No leader wants to face voters when times are tough, particularly in this era of wild-card winners, incumbent losers, and brand-new political parties in country after country. That's why Argentina's President Mauricio Macri is still widely considered an underdog to win re-election in October.
Last year he told Argentina's people that after years of economic crisis and isolation, “the worst is over.” That might be true. Their currency has stabilized, inflation is finally slowing, and the cost of borrowing is down. On the other hand, the improvement is marginal. The economy remains in recession, the unemployment rate is still 10%, and price inflation is above 50%. To meet the demands of the International Monetary Fund—a lender that many Argentines love to hate for the austerity it demanded in return for its cash through years of economic hardship—Macri's government has cut spending.
The opponent he's likely to face in a second-round runoff doesn't carry much political baggage.

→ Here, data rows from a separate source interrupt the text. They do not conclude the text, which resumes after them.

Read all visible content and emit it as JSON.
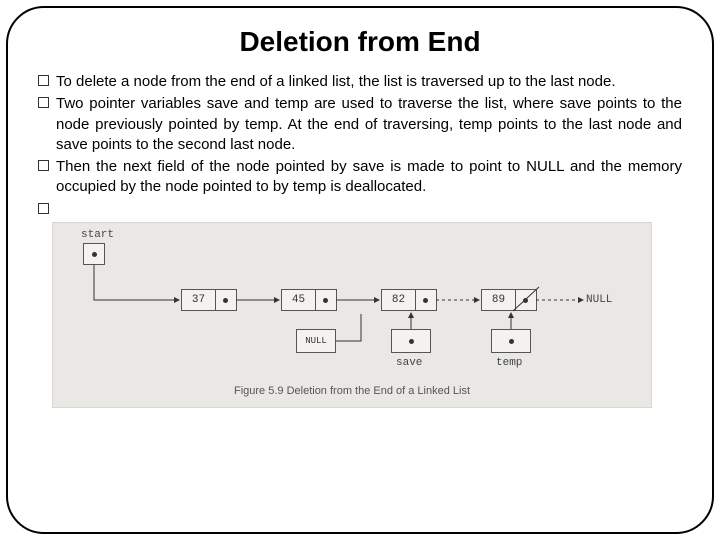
{
  "title": "Deletion from End",
  "bullets": [
    "To delete a node from the end of a linked list, the list is traversed up to the last node.",
    "Two pointer variables save and temp are used to traverse the list, where save points to the node previously pointed by temp. At the end of traversing, temp points to the last node and save points to the second last node.",
    "Then the next field of the node pointed by save is made to point to NULL and the memory occupied by the node pointed to by temp is deallocated."
  ],
  "diagram": {
    "start_label": "start",
    "null_label": "NULL",
    "null_inside": "NULL",
    "save_label": "save",
    "temp_label": "temp",
    "caption": "Figure 5.9 Deletion from the End of a Linked List",
    "nodes": [
      "37",
      "45",
      "82",
      "89"
    ]
  }
}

Alberto Fernandez presents himself as a moderate of the center-left, a man who pledges to win a better deal from the IMF without destroying the country's hard-won financial credibility. But his running mate is another matter. Fernandez's choice for vice president is former President Cristina Fernandez de Kirchner (no relation), the biggest lightning rod in the country and now Macri's best chance to beat Fernandez.
Cristina, as she's known to her supporters, governed Argentina from 2007 to 2015. During those eight years, she nearly ran the country into the ground, in part by playing to voter frustration by declaring war on a group of foreign lenders. Her government manipulated economic statistics. Graft in politics and business was widespread. Cristina faces several ongoing corruption cases. If Alberto Fernandez chose her as his election partner, it is because of her loyal following among Peronist voters.
Macri, the man elected four years ago to right a listing economic ship, can hope the economy continues to improve quickly enough to blunt public demand for change. But he knows it takes time for voters to feel even a strong recovery—and time is slipping away. He has tried to co-opt his opponents' populism by choosing a moderate Peronist as his running mate. He has focused his campaign at times on noneconomic accomplishments, like better roads and cleaner water on his watch.
But in the end, his message will sound something like this: “You are not yet better off than when you first elected me president, but you are far better off than when Cristina Fernandez de Kirchner was your president.” He can argue that outside forces beyond his control, like lower prices for Argentina's exports and expectations for higher interest rates in the US, have made things tougher. He can claim that Cristina is to blame for the depth of the hole Argentina is still digging itself out of, and her presence on the opposition ticket will help him make her past rule a warning for the future.
That's still a tough sell for the incumbent Macri, particularly in an era when voters in the US, Mexico, Brazil, France, and Italy have shoved aside establishment politicians. We'll get an early indication of Argentina's political temperature on 11 August, when voters turn out, or fail to, for party primaries. That will provide a good gauge of whether the dominant mood is demand for change or fear that the future might mean a return to an ugly past.
This article appears in the July 29, 2019 issue of TIME.